The problem with instinctive distrust of platforms is not that platforms are above criticism, but that blanket distrust blocks some of the most valuable work that can be done to make these systems less harmful, more beneficial, and more open. Many observers are placing their hopes in transparency, especially transparency required by law. The recently passed EU Digital Services Act requires platforms to make data available to qualified researchers, and a number of similar policy proposals have been introduced to the US Congress. Yet our work necessarily goes far beyond “data access.”

In our view, only an experiment that involves intervening on a live platform can test the hypothesis that recommender systems can be oriented to long-term positive outcomes, and develop sharable technology to do so. More than that, it’s unlikely that law alone can compel a company to engage in good faith on a complex project like this one; designing the core experiment took over a year and wouldn’t have been possible without the expertise of the Meta engineers who work with the platform’s technology daily. In any case, attempts to pass American laws ensuring researcher access to data have, so far, gone nowhere.

Yet collaborative experiments with public results are disincentivized. The answer isn’t to do technosocial research in secret—or worse, not at all—but to do it to higher ethical standards. Our experiment is being overseen by the University of Toronto’s human subjects experimentation review process (IRB), which is recognized by all the other universities involved as meeting their ethics requirements. All of the users in our study will have given informed consent to participate, and will be paid for their time. We were happy to find champions within Meta who believe in open research.

This level of cooperation requires navigating complex expectations about what information can, should, and won’t be shared. We designed a novel approach to resolving disagreements about confidentiality. We received contractual guarantees that our research will result in a scientific publication meeting peer review standards, and can’t be altered or held up for any reason other than legitimate privacy and confidentiality concerns. We also negotiated the freedom to talk publicly about our collaboration, and in the event the project is halted, the freedom to disclose the reasons why. We’re pretty sure nobody has seen an agreement like this before in an academic-industry collaboration. It took time to design and negotiate this new way of doing research.  

Finally, we insisted that the results be in the public domain, including any resulting intellectual property. We are trying to shift industry norms of secrecy, because virtually every platform faces similar challenges. Everyone would benefit from routine sharing of research.

When we started two years ago, the first reaction to this project was skepticism: “Meta will never do this, and I wouldn’t work with them even if they did.” Today the reaction is more often, “how can we do this too?” It now seems obvious that open research is the only way of addressing the intricate challenges of society-scale algorithms in a democratically legitimate way.

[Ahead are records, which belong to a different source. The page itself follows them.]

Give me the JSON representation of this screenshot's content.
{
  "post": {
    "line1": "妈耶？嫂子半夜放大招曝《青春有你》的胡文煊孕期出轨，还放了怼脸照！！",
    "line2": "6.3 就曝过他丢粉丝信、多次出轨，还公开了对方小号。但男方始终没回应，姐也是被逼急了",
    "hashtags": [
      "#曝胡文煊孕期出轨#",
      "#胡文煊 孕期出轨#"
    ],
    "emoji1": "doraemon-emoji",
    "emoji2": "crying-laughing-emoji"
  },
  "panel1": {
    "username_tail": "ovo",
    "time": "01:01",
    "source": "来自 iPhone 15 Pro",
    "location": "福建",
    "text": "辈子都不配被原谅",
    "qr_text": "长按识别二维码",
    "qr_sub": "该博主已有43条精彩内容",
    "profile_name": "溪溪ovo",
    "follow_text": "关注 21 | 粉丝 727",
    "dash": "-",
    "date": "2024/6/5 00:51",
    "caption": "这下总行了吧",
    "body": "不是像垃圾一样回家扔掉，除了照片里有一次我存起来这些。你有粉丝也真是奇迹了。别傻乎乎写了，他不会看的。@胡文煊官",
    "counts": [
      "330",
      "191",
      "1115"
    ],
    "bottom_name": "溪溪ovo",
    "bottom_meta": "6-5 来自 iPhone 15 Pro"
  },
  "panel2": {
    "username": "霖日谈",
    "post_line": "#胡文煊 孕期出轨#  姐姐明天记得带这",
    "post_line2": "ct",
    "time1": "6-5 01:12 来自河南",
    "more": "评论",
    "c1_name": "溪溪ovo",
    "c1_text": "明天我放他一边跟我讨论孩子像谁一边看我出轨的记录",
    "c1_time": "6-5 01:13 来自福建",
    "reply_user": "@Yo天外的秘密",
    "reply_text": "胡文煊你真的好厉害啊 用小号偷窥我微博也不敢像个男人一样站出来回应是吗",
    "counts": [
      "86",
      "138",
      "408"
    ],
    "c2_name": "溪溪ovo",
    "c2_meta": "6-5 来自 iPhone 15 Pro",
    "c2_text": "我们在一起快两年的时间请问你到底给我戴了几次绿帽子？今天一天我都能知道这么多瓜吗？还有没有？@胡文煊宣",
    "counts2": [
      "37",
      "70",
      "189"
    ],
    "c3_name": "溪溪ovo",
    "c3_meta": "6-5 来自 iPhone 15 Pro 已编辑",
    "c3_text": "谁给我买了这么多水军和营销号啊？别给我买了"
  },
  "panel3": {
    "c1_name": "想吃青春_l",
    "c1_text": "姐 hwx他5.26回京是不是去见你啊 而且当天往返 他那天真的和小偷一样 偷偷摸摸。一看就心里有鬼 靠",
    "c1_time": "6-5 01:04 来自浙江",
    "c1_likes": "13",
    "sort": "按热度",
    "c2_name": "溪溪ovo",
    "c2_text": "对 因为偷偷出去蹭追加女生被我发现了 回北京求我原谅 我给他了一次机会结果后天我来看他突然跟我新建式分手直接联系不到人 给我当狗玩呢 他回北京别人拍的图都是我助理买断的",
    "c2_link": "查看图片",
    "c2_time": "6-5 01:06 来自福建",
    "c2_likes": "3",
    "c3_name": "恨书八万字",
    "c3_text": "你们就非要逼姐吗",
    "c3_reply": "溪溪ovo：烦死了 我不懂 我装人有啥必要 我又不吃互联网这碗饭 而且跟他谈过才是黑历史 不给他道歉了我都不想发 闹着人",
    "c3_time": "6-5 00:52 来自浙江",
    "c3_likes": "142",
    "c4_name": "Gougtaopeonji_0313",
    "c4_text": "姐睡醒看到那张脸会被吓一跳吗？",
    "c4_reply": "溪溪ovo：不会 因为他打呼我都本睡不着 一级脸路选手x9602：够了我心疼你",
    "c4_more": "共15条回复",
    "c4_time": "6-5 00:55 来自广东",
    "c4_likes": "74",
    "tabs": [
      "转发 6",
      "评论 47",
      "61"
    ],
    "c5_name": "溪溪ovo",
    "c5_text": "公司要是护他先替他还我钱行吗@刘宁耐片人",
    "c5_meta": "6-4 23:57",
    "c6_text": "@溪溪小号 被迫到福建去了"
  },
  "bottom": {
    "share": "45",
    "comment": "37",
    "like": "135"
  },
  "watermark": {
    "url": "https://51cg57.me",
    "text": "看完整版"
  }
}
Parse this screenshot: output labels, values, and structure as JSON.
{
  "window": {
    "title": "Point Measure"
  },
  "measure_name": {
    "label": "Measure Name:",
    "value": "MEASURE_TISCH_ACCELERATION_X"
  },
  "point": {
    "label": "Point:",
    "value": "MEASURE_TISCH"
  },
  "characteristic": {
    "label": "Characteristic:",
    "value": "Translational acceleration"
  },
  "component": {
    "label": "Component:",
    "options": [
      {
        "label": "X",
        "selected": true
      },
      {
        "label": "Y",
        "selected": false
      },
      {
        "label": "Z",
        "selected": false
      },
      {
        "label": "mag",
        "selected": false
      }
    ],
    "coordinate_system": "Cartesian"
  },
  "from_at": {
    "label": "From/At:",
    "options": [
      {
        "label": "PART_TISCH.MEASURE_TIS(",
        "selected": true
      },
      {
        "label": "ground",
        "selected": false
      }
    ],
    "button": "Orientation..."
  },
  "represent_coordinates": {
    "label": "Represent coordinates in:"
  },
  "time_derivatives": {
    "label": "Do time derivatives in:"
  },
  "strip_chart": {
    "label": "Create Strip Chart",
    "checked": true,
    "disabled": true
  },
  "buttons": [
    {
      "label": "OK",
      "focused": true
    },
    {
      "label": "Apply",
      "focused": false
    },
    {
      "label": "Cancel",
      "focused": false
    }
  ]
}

The risks haven’t gone away; we haven’t actually run the experiment yet. Collaborative science moves slower than industry, and Meta’s business priorities and regulatory environment can change quickly. Nor have we yet had to resolve any significant disagreements about what can and cannot be shared publicly. Either party could still derail this project, and set back societally important platform research by years. But we think there’s no substitute for taking such gambles, as researchers cannot run platform experiments alone and platforms cannot achieve legitimacy without openness. There is a crucial place for criticism and accountability, but something more optimistic is also needed to advance the field. We’re all better off when this sort of work happens.